The TAC Cup has long been the main breeding ground for young Victorian footballers with this year’s National Draft being no different.

A total of 33 players were selected from the TAC cup with 11 of the 12 clubs having players picked up. Eastern Ranges, a club that had last year’s number one pick Jonathon Patton, was the only team to miss out.

Eight of the top 10 draftees came from the TAC Cup, the same number as last year. The Calder Cannons led the way with seven players picked up, including three in the top 10, which may have been in the top five if it wasn’t for Joe Daniher being a father-son pick.

Much has been made of the ability of the Cannons to have players picked up and they are seen as the number one team for players being drafted. While the figures support this with the Cannons having had 26 players drafted or pre-selected to Gold Coast or Greater Western Sydney in the last five drafts, they aren’t as far ahead as many people think.

In the same period of time, the Oakleigh Chargers have had the same amount of players drafted. The Cannons’ list of players drafted in the last five years is impressive which makes them stand out. This year’s Rising Star recipient Daniel Talia and third-placed Mitch Wallis led the list with most of the draftees playing regular senior football.

This looks set to increase with this year’s draftees in Lachie Plowman, Jonathan O’Rourke and Joe Daniher expected to play senior football next year. The 2010 season, in which the Cannons won the Grand Final, was the best year in the club’s history, resulting in nine players getting drafted.

But for all the success the Cannons have had, they are one of four TAC Cup teams yet to have a number one draft pick.

The Chargers’ list doesn’t read like the Cannons, but it’s still a handy list. West Coast duo Luke Shuey and Andrew Gaff and Swans premiership midfielder Daniel Hannebury lead the list of stars.

GWS looked to the Chargers for its first season and achieved success through Dom Tyson, Adam Tomlinson and Toby Greene all having an instant impact.

The Dandenong Stingrays and Geelong Falcons have also had over 20 players taken in the draft or pre-selected in the last five years. The Stingrays have had 24 players drafted in the last five years and the only club to have more than one number one draft pick in that period. Lachie Whitfield, the number one pick in this year’s National Draft, joins Tom Scully on that list.

The Falcons, who only had two players picked this year, have had 22 players selected but have lacked the star power in the last five years. Geelong premiership player Allen Christensen is the best of the bunch.

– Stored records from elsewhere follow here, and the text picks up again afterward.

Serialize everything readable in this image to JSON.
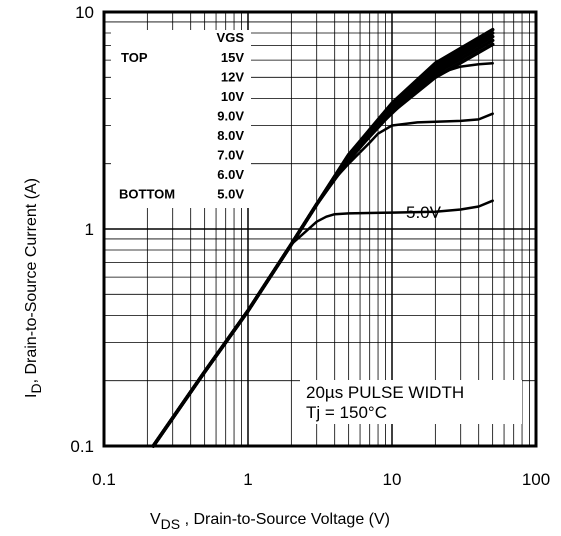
{
  "chart_data": {
    "type": "line",
    "x_scale": "log",
    "y_scale": "log",
    "xlim": [
      0.1,
      100
    ],
    "ylim": [
      0.1,
      10
    ],
    "x_ticks": [
      "0.1",
      "1",
      "10",
      "100"
    ],
    "y_ticks": [
      "0.1",
      "1",
      "10"
    ],
    "xlabel_main": "V",
    "xlabel_sub": "DS",
    "xlabel_rest": " , Drain-to-Source Voltage (V)",
    "ylabel_main": "I",
    "ylabel_sub": "D",
    "ylabel_rest": ",  Drain-to-Source Current  (A)",
    "grid": true,
    "legend": {
      "header": "VGS",
      "top_label": "TOP",
      "bottom_label": "BOTTOM",
      "entries": [
        "15V",
        "12V",
        "10V",
        "9.0V",
        "8.0V",
        "7.0V",
        "6.0V",
        "5.0V"
      ]
    },
    "curve_label": "5.0V",
    "annotation_line1": "20µs PULSE  WIDTH",
    "annotation_line2": "Tj = 150°C",
    "series": [
      {
        "x": [
          0.22,
          0.5,
          1,
          2,
          3,
          5,
          10,
          20,
          50
        ],
        "y": [
          0.1,
          0.22,
          0.42,
          0.85,
          1.3,
          2.2,
          3.8,
          5.8,
          8.3
        ]
      },
      {
        "x": [
          0.22,
          0.5,
          1,
          2,
          3,
          5,
          10,
          20,
          50
        ],
        "y": [
          0.1,
          0.22,
          0.42,
          0.85,
          1.3,
          2.2,
          3.7,
          5.6,
          8.0
        ]
      },
      {
        "x": [
          0.22,
          0.5,
          1,
          2,
          3,
          5,
          10,
          20,
          50
        ],
        "y": [
          0.1,
          0.22,
          0.42,
          0.85,
          1.3,
          2.15,
          3.6,
          5.4,
          7.7
        ]
      },
      {
        "x": [
          0.22,
          0.5,
          1,
          2,
          3,
          5,
          10,
          20,
          50
        ],
        "y": [
          0.1,
          0.22,
          0.42,
          0.85,
          1.3,
          2.1,
          3.5,
          5.2,
          7.4
        ]
      },
      {
        "x": [
          0.22,
          0.5,
          1,
          2,
          3,
          5,
          10,
          20,
          50
        ],
        "y": [
          0.1,
          0.22,
          0.42,
          0.85,
          1.3,
          2.1,
          3.45,
          5.0,
          7.1
        ]
      },
      {
        "x": [
          0.22,
          0.5,
          1,
          2,
          3,
          5,
          8,
          10,
          15,
          20,
          25,
          30,
          40,
          50
        ],
        "y": [
          0.1,
          0.22,
          0.42,
          0.85,
          1.3,
          2.05,
          2.95,
          3.4,
          4.4,
          5.0,
          5.4,
          5.6,
          5.75,
          5.8
        ]
      },
      {
        "x": [
          0.22,
          0.5,
          1,
          2,
          3,
          4,
          5,
          7,
          8,
          10,
          15,
          20,
          30,
          40,
          50
        ],
        "y": [
          0.1,
          0.22,
          0.42,
          0.85,
          1.3,
          1.7,
          2.0,
          2.5,
          2.75,
          3.0,
          3.1,
          3.12,
          3.15,
          3.2,
          3.4
        ]
      },
      {
        "x": [
          0.22,
          0.5,
          1,
          2,
          2.5,
          3,
          3.5,
          4,
          5,
          10,
          20,
          30,
          40,
          50
        ],
        "y": [
          0.1,
          0.22,
          0.42,
          0.85,
          0.97,
          1.08,
          1.14,
          1.17,
          1.18,
          1.19,
          1.2,
          1.23,
          1.27,
          1.35
        ]
      }
    ]
  }
}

The North Ballarat Rebels, Sandringham Dragons and the Murray Bushrangers are next for the most numbers of players selected. The Rebels have had 19 players drafted with GWS excitement machine Jeremy Cameron the standout. Former number one draft pick Jack Watts heads the 18 picks for the Dragons. In the last five years, the Dragons have twice had five or more players picked in the one year. The Bushrangers’ 18 draftees are headed by the 2008 TAC Cup premiership side; Steele Sidebottom, Jack Ziebell and Tom Rockliff all played in that team and are among their teams best players.

Although there are a number of clubs that have had success as far as players getting drafted, there are TAC Cup clubs that struggle.

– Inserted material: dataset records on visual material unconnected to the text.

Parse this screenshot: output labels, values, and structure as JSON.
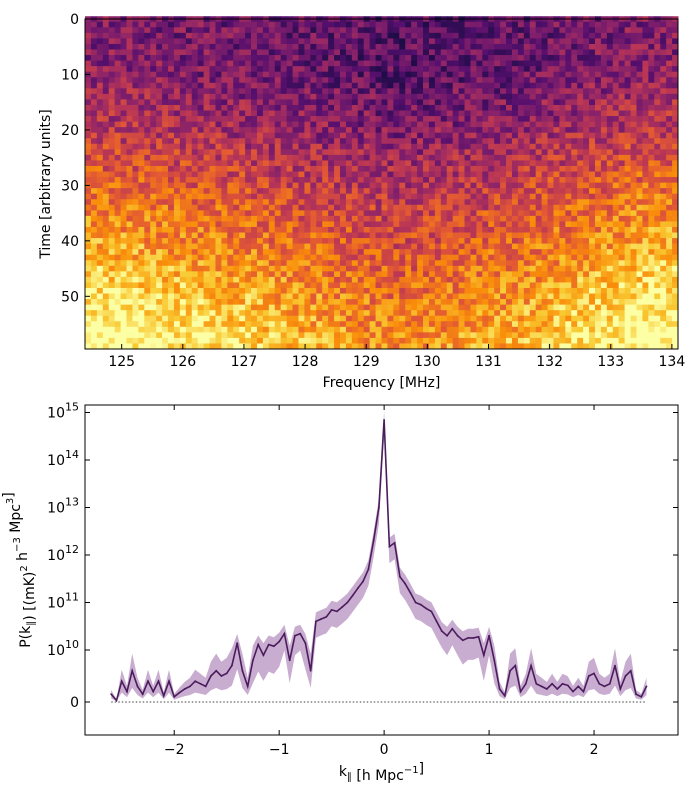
{
  "chart_data": [
    {
      "type": "heatmap",
      "xlabel": "Frequency [MHz]",
      "ylabel": "Time [arbitrary units]",
      "xlim": [
        124.4,
        134.1
      ],
      "ylim": [
        59.5,
        0
      ],
      "xticks": [
        125,
        126,
        127,
        128,
        129,
        130,
        131,
        132,
        133,
        134
      ],
      "yticks": [
        0,
        10,
        20,
        30,
        40,
        50
      ],
      "colormap": "inferno",
      "grid": false,
      "value_range": [
        0,
        1
      ],
      "time_profile": {
        "times": [
          0,
          10,
          20,
          30,
          40,
          50,
          59
        ],
        "relative_level": [
          0.3,
          0.32,
          0.42,
          0.56,
          0.68,
          0.8,
          0.88
        ]
      },
      "frequency_profile_note_values": {
        "frequencies": [
          124.5,
          126.5,
          129.5,
          131.5,
          133.5
        ],
        "relative_level": [
          0.12,
          0.05,
          -0.1,
          -0.02,
          0.12
        ]
      }
    },
    {
      "type": "line",
      "xlabel": "k∥ [h Mpc⁻¹]",
      "ylabel": "P(k∥) [(mK)² h⁻³ Mpc³]",
      "yscale": "symlog",
      "xlim": [
        -2.85,
        2.8
      ],
      "xticks": [
        -2,
        -1,
        0,
        1,
        2
      ],
      "xtick_labels": [
        "−2",
        "−1",
        "0",
        "1",
        "2"
      ],
      "yticks": [
        0,
        10000000000.0,
        100000000000.0,
        1000000000000.0,
        10000000000000.0,
        100000000000000.0,
        1000000000000000.0
      ],
      "ytick_labels": [
        {
          "base": "0",
          "exp": ""
        },
        {
          "base": "10",
          "exp": "10"
        },
        {
          "base": "10",
          "exp": "11"
        },
        {
          "base": "10",
          "exp": "12"
        },
        {
          "base": "10",
          "exp": "13"
        },
        {
          "base": "10",
          "exp": "14"
        },
        {
          "base": "10",
          "exp": "15"
        }
      ],
      "line_color": "#4b1c5c",
      "band_color": "#9b6aab",
      "zero_line": "dotted",
      "grid": false,
      "series": [
        {
          "x": [
            -2.6,
            -2.55,
            -2.5,
            -2.45,
            -2.4,
            -2.35,
            -2.3,
            -2.25,
            -2.2,
            -2.15,
            -2.1,
            -2.05,
            -2.0,
            -1.95,
            -1.9,
            -1.85,
            -1.8,
            -1.75,
            -1.7,
            -1.65,
            -1.6,
            -1.55,
            -1.5,
            -1.45,
            -1.4,
            -1.35,
            -1.3,
            -1.25,
            -1.2,
            -1.15,
            -1.1,
            -1.05,
            -1.0,
            -0.95,
            -0.9,
            -0.85,
            -0.8,
            -0.75,
            -0.7,
            -0.65,
            -0.6,
            -0.55,
            -0.5,
            -0.45,
            -0.4,
            -0.35,
            -0.3,
            -0.25,
            -0.2,
            -0.15,
            -0.1,
            -0.05,
            0.0,
            0.05,
            0.1,
            0.15,
            0.2,
            0.25,
            0.3,
            0.35,
            0.4,
            0.45,
            0.5,
            0.55,
            0.6,
            0.65,
            0.7,
            0.75,
            0.8,
            0.85,
            0.9,
            0.95,
            1.0,
            1.05,
            1.1,
            1.15,
            1.2,
            1.25,
            1.3,
            1.35,
            1.4,
            1.45,
            1.5,
            1.55,
            1.6,
            1.65,
            1.7,
            1.75,
            1.8,
            1.85,
            1.9,
            1.95,
            2.0,
            2.05,
            2.1,
            2.15,
            2.2,
            2.25,
            2.3,
            2.35,
            2.4,
            2.45,
            2.5
          ],
          "y": [
            1500000000.0,
            300000000.0,
            4000000000.0,
            2000000000.0,
            6000000000.0,
            3000000000.0,
            1500000000.0,
            4000000000.0,
            2000000000.0,
            4000000000.0,
            1200000000.0,
            4000000000.0,
            1000000000.0,
            1800000000.0,
            2500000000.0,
            3000000000.0,
            4000000000.0,
            3500000000.0,
            3000000000.0,
            5000000000.0,
            6000000000.0,
            5000000000.0,
            5500000000.0,
            7000000000.0,
            14000000000.0,
            6000000000.0,
            3000000000.0,
            8000000000.0,
            13000000000.0,
            9000000000.0,
            13000000000.0,
            12000000000.0,
            15000000000.0,
            22000000000.0,
            8000000000.0,
            20000000000.0,
            22000000000.0,
            14000000000.0,
            6000000000.0,
            40000000000.0,
            45000000000.0,
            50000000000.0,
            70000000000.0,
            65000000000.0,
            80000000000.0,
            100000000000.0,
            140000000000.0,
            200000000000.0,
            280000000000.0,
            500000000000.0,
            2000000000000.0,
            10000000000000.0,
            700000000000000.0,
            1500000000000.0,
            1800000000000.0,
            350000000000.0,
            250000000000.0,
            160000000000.0,
            100000000000.0,
            90000000000.0,
            75000000000.0,
            65000000000.0,
            40000000000.0,
            25000000000.0,
            20000000000.0,
            28000000000.0,
            20000000000.0,
            16000000000.0,
            18000000000.0,
            18000000000.0,
            19000000000.0,
            9000000000.0,
            20000000000.0,
            8000000000.0,
            2500000000.0,
            1200000000.0,
            6000000000.0,
            7000000000.0,
            2000000000.0,
            3500000000.0,
            7000000000.0,
            3500000000.0,
            3000000000.0,
            2500000000.0,
            3500000000.0,
            2500000000.0,
            3500000000.0,
            3200000000.0,
            2000000000.0,
            3000000000.0,
            2000000000.0,
            5000000000.0,
            5500000000.0,
            3500000000.0,
            3000000000.0,
            3500000000.0,
            7000000000.0,
            2500000000.0,
            5000000000.0,
            6000000000.0,
            1500000000.0,
            1000000000.0,
            3000000000.0
          ],
          "error_fraction": 0.55
        }
      ]
    }
  ]
}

The Bendigo Pioneers had two players taken in the top seven picks this year, but in recent years have had little success with players being drafted. In the previous four years, only four players in Dustin Martin, Jordan Williams, Ariel Steinberg and Sam Kerridge have been selected.

The Western Jets have had nowhere near the same success as their neighbours the Calder Cannons. The Jets, who had two players in Spencer White and Lachie Hunter drafted this year, have only had eight players drafted or pre-selected in the last five years. Last year was their best with Will Hoskin-Elliot and Elliot Kavangh taken in the top 20.

The Northern Knights have only had 13 players selected in the last five years, including three in the top 21 this year. Essendon duo David Zaharakis and Michael Hurley, both drafted in 2008, are the best of the Knights players during that time.

Gippsland Power and Eastern Ranges have both had 14 players picked. While Gippsland doesn’t have a big history of players selected, the players that do get drafted tent to succeed. They have had a number of top 10 draft picks come through the ranks, including Scott Pendlebury, Dale Thomas, Brendon Goddard and Jarryd Roughead. The latest star to have come from the Power is the 2011 Rising Star winner Dyson Heppell.

For Eastern Ranges, a club that missed out this year, they had two players be selected in the top 20 last year in Jonathon Patton and Hayden Crozier. The other players selected have struggled to secure a regular senior position.

In the end, it doesn’t matter which team you play for at junior level as far as AFL clubs are concerned, it’s how you perform at senior level. However, TAC Cup sides having players selected is a major honour and something they are always looking at.

All 12 clubs will be hoping that the number of players they have on AFL lists increases in the upcoming Rookie Draft and will be doing everything they can in the future to keep having players selected.